In his article Bryce sites the following as among the reasons for the savings:

  1. Consumerism and Personalization:  Retirees purchase the precise insurance benefit that they want.  The money in the HRA is theirs to spend on healthcare and as such they naturally spend it wisely and avoid waste.
  2. Geographical Efficiencies and Competition:  As an example, individuals living in Florida do not require primary provider networks in other states, and as such it is cheaper to buy local health insurance individually than through a national or multi-regional Group Plan.  Further, local competition for the individual business drives pricing rather than Group Plan underwriting by a national carrier.
  3. Guaranteed-Issue:  With few exceptions, MA and Med Sup plans are “guaranteed-issue” coverage, which means that no one who is eligible for Medicare can be denied coverage, eliminating an economic advantage of the Group Plan, namely the underwriting of large groups to enable expansion of coverage to high-risk individuals.

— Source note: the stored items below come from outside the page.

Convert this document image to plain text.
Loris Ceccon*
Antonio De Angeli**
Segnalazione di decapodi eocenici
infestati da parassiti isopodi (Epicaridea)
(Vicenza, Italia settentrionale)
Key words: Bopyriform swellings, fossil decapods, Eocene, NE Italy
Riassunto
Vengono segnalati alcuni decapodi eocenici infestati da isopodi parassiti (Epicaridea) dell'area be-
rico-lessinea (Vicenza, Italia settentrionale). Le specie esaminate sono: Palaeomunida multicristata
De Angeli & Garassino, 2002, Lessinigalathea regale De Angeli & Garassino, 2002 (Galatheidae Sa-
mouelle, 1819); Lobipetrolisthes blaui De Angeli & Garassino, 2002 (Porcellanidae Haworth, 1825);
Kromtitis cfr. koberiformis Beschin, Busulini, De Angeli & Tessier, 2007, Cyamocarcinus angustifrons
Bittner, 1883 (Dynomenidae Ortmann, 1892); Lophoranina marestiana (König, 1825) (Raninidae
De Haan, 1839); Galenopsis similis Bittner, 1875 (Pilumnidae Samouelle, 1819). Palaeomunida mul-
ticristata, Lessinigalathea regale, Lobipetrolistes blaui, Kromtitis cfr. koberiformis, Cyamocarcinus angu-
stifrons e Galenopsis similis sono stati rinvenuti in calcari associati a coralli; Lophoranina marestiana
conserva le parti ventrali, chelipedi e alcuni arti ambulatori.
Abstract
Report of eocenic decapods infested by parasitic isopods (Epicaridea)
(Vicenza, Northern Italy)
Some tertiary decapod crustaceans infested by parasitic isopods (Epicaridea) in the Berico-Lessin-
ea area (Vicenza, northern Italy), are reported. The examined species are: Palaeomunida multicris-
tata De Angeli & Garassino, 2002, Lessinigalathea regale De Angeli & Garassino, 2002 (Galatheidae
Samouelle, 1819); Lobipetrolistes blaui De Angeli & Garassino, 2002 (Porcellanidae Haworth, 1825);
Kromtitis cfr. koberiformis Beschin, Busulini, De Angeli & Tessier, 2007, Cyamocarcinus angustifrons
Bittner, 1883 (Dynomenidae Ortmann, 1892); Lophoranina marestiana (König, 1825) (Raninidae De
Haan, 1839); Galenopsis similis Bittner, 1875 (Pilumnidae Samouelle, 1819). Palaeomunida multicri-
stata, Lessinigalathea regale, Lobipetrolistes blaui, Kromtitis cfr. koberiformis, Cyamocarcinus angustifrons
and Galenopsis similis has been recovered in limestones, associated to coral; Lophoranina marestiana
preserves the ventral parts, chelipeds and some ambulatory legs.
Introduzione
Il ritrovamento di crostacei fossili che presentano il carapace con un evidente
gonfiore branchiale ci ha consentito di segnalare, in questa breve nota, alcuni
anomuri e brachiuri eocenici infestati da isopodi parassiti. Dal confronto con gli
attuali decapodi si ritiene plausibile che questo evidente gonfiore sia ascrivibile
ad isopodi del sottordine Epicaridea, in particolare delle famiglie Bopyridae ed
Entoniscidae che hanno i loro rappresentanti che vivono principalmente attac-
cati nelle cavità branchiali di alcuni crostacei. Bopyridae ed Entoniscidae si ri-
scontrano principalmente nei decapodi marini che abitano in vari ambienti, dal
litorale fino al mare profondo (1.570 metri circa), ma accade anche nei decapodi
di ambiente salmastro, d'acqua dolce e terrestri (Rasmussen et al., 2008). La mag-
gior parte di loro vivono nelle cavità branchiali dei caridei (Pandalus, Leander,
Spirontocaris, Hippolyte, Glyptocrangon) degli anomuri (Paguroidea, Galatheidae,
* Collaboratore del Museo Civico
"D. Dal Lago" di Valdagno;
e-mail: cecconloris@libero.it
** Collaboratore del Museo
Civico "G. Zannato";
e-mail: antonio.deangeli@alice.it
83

Psilos’ investment in Extend Health demonstrates our belief in the economics of Exchanges and the power of a true consumer, and I expect that over time Exchanges will evolve into one of the primary ways people access health insurance in the US.  In the market for employer funded retiree health, the Group Plan no longer makes economic sense, and today the Exchange model is facilitated by the Guaranteed-Issue structure of the Medicare market.  As 2014 approaches and the insurance market for people under the age of 65 begins to trend toward a Guaranteed-Issue structure because of the deployment of risk-pools and the prohibition on denying coverage for “pre-existing conditions” (as outlined in PPACA), I expect Exchange models to offer a viable option for corporations to provide insurance to their active employees.

We know that the Exchange model empowers the consumer and drives greater competition.  As such, I expect it to serve as a force to inspire the innovation in healthcare delivery necessary to reduce healthcare inflation and promote greater service quality.  Over time, I believe its practical and effective economics will become irresistible to a society desperate to reduce the total cost of healthcare.